What to do with the FBI? By Victor Davis Hanson.
The FBI on Wednesday finally broke its silence and responded to the revelations on Twitter of close ties between the bureau and the social media giant—ties that included efforts to suppress information and censor political speech. … Almost all of the FBI communique is untrue. …
The last four directors of the FBI all deceived and intimidated for political effect:
Consider the last four directors, the public faces of the FBI for the last 22 years. Ex-director Robert Mueller testified before Congress that he simply would not or could not talk about the fraudulent Steele dossier. He claimed that it was not the catalyst for his special counsel investigation of Donald Trump’s alleged ties with the Russians when, of course, it was. …
While under congressional oath, Mueller’s successor James Comey on some 245 occasions claimed that he “could not remember,” “could not recall,” or “did not know” when asked simple questions fundamental to his own involvement with the Russian collusion hoax. …
While under oath, his interim successor, Andrew McCabe, on a number of occasions flat-out lied to federal investigators. Or as the office of the inspector general put it: “As detailed in this report, the OIG found that then-Deputy Director Andrew McCabe lacked candor, including under oath, on multiple occasions …” …
Under current director Christopher Wray, the FBI has surveilled parents at school boards meetings … Under Wray, the FBI staged the psychodramatic Mar-a-Lago raid on an ex-president’s home. The FBI likely leaked the post facto myths that the seized documents contained “nuclear codes” or “nuclear secrets.” Under Wray, the FBI perfected the performance-art, humiliating public arrests of former White House officials or Biden Administration opponents, whether it was the nocturnal rousting of Project Veritas muckraker James O’Keefe in his underwear or the arrest — with leg restraints — of former White House advisor Peter Navarro at Reagan National Airport for misdemeanor contempt of Congress charge or the detention of Trump election lawyer John Eastman at a restaurant with his family and the confiscation of his phone. Neither O’Keefe nor Eastman has yet been charged with any serious crimes.
Election interference, Jan 6, the incited kidnapping of Governor Whitmer — how much is too much?
The FBI arguably interfered in two presidential elections, and a presidential transition, and possibly determinatively so.
In 2016, James Comey announced that his investigation had found that Hillary Clinton had improperly if not illegally used her private email server to conduct official State Department business, some of it confidential and classified, and likely intercepted by foreign governments. All that was a clear violation of federal statutes.
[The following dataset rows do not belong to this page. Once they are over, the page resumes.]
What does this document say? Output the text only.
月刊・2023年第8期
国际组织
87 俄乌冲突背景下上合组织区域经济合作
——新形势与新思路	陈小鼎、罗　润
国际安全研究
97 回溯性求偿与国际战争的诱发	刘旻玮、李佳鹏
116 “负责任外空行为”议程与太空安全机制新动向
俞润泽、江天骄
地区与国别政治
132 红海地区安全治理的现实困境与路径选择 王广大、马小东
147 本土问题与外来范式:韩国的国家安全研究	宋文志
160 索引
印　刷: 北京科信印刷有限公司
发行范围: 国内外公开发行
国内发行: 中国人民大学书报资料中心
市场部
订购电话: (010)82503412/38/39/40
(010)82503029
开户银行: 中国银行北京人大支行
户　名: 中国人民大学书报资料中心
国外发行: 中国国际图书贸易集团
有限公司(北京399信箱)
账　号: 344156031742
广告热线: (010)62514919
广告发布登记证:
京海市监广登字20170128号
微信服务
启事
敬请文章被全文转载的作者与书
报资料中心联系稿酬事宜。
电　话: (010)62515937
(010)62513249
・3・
Comey next, quite improperly as a combined FBI investigator and a de facto federal prosecutor, deduced that such violations did not merit prosecution. …
To this day, the public has no idea what the FBI was doing on January 6, how many FBI informants and agents were among the rioters, and to what degree they knew in advance of the protests. The New York Times reporter most acquainted with the January 6 riot, Matthew Rosenberg, dismissed the buffoonish violence as “no big deal” and scoffed, “They were making this an organized thing that it wasn’t.”
“There were a ton of FBI informants among the people who attacked the Capitol,” Rosenberg noted. We have never been told anything about that “ton” — a topic of zero interest to the January 6 select committee. …
It’s thoroughly corrupted, so burn it down:
What, if anything, should the people do about a once-respected law enforcement agency that repeatedly smears its critics, most recently as “conspiracy theorists”? …
The next two years are dangerous times for the FBI — and the country. The House will soon likely begin investigations of the agency’s improper behavior. Yet, simultaneously, the Biden Justice Department will escalate its use of the bureau as a partisan investigative service for political purposes.
The FBI’s former embattled, high-ranking administrators who have been fired or forced to leave the agency — Andrew McCabe, James Comey, Peter Strzok, James Baker, Lisa Page, and others — will continue to appear on the cable news stations and social media to inveigh against critics of the FBI, despite being all deeply involved in the Russia-collusion hoax.
Merrick Garland will continue to order the FBI to hound perceived enemies through surveillance and performance art arrests. And the people will only grow more convinced the bureau has become Stasi-like and cannot be reformed but must be broken up — even as in extremis a defiant and unapologetic FBI will, as its latest communique shows, attack its critics. …
Who watches the watchers?
Organize one little leadership assassination, and you’re forever enmeshed in politics hushing things up.
Rig one little election, and you have to ensure you win every election thereafter to present investigation and revenge.
And soon, nobody trusts the government, not even the politicians who are nominally in charge.